On my return to Africa in 1900, I was located at Batanga, one hundred and seventy miles north of Gabun, and was assigned to the pastorate of the Batanga Church, the largest of the twelve churches of the Corisco Presbytery, with itineration to and charge of the sessions of the Kribi and Uběnji churches.
During intervals of time in the discharge of these pastoral duties my recreation was the writing and sifting of the multitude of notes I had collected on native superstition during the previous quarter of a century. The people of Batanga, though largely emancipated from the fetich practices of superstition, still believed in its witchcraft aspect. I began there to arrange the manuscript of this work. There, more than elsewhere, the natives seemed willing to tell me tales of their folk-lore, involving fetich beliefs. From them, and also from Mpongwe informants, were gathered largely the contents of Chapters XVI and XVII.
And now, on this my fifth furlough, the essay on Bantu Theology has grown to the proportions of this present volume.
The conclusions contained in all these chapters are based on my own observations and investigations.
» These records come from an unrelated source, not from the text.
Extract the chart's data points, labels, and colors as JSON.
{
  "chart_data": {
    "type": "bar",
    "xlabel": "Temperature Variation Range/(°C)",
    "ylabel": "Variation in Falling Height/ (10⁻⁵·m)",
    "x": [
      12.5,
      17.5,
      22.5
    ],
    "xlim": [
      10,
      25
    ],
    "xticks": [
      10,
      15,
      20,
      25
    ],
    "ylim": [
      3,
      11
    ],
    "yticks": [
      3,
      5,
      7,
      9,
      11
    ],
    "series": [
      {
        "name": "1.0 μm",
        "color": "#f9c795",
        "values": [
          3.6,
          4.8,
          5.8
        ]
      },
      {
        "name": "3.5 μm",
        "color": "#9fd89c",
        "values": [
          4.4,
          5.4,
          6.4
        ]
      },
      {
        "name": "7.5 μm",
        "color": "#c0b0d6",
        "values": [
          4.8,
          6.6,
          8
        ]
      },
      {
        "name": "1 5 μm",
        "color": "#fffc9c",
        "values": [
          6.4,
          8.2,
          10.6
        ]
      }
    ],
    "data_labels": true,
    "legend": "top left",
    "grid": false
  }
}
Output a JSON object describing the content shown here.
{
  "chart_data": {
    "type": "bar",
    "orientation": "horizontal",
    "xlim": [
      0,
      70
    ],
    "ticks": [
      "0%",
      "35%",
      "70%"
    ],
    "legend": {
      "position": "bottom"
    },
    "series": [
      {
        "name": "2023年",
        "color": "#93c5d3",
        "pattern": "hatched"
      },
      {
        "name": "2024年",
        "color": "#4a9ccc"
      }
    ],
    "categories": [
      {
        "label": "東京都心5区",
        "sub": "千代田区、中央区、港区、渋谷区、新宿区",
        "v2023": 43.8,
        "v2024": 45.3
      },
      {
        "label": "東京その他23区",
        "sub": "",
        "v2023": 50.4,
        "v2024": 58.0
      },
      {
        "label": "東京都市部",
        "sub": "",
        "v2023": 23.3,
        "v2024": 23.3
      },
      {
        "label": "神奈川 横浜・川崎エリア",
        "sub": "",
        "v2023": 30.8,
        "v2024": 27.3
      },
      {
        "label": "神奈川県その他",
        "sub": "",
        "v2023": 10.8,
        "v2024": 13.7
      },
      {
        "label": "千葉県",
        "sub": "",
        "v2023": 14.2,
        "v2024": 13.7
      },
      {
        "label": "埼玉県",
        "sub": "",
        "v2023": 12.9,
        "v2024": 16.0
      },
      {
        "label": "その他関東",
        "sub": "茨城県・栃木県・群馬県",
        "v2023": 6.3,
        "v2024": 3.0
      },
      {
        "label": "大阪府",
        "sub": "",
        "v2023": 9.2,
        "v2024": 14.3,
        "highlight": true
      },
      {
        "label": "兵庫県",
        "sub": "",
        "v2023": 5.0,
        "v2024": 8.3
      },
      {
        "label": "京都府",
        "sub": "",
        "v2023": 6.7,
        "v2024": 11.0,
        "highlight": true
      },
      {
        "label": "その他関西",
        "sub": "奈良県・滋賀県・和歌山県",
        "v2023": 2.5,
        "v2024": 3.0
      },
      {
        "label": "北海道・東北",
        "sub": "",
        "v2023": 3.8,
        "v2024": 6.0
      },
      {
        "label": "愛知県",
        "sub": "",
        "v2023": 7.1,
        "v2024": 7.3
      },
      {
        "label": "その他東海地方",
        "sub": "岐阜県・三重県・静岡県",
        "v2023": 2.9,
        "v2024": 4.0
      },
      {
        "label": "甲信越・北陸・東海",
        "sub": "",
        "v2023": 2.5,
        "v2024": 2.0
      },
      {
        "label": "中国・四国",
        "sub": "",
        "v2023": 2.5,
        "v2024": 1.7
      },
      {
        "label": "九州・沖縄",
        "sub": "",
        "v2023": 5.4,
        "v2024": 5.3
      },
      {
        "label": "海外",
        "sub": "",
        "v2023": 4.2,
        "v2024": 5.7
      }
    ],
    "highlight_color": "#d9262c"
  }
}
Obligation is acknowledged to a number of writers on Africa and others, quotations from whose books are credited in the body of this work. I quote them, not as informants of something I did not already know, but as witnesses to the fact of the universality of the same superstitious ideas all over Africa.
By the courtesy of the American Geographical Society, Chapters IV, V, X, and XI have appeared in its Bulletin during the years 1901-1903.
I am especially obligated to Professor Libbey for his sympathetic encouragement during the writing of my manuscript, and for his judicious suggestions as to the final form I have given it.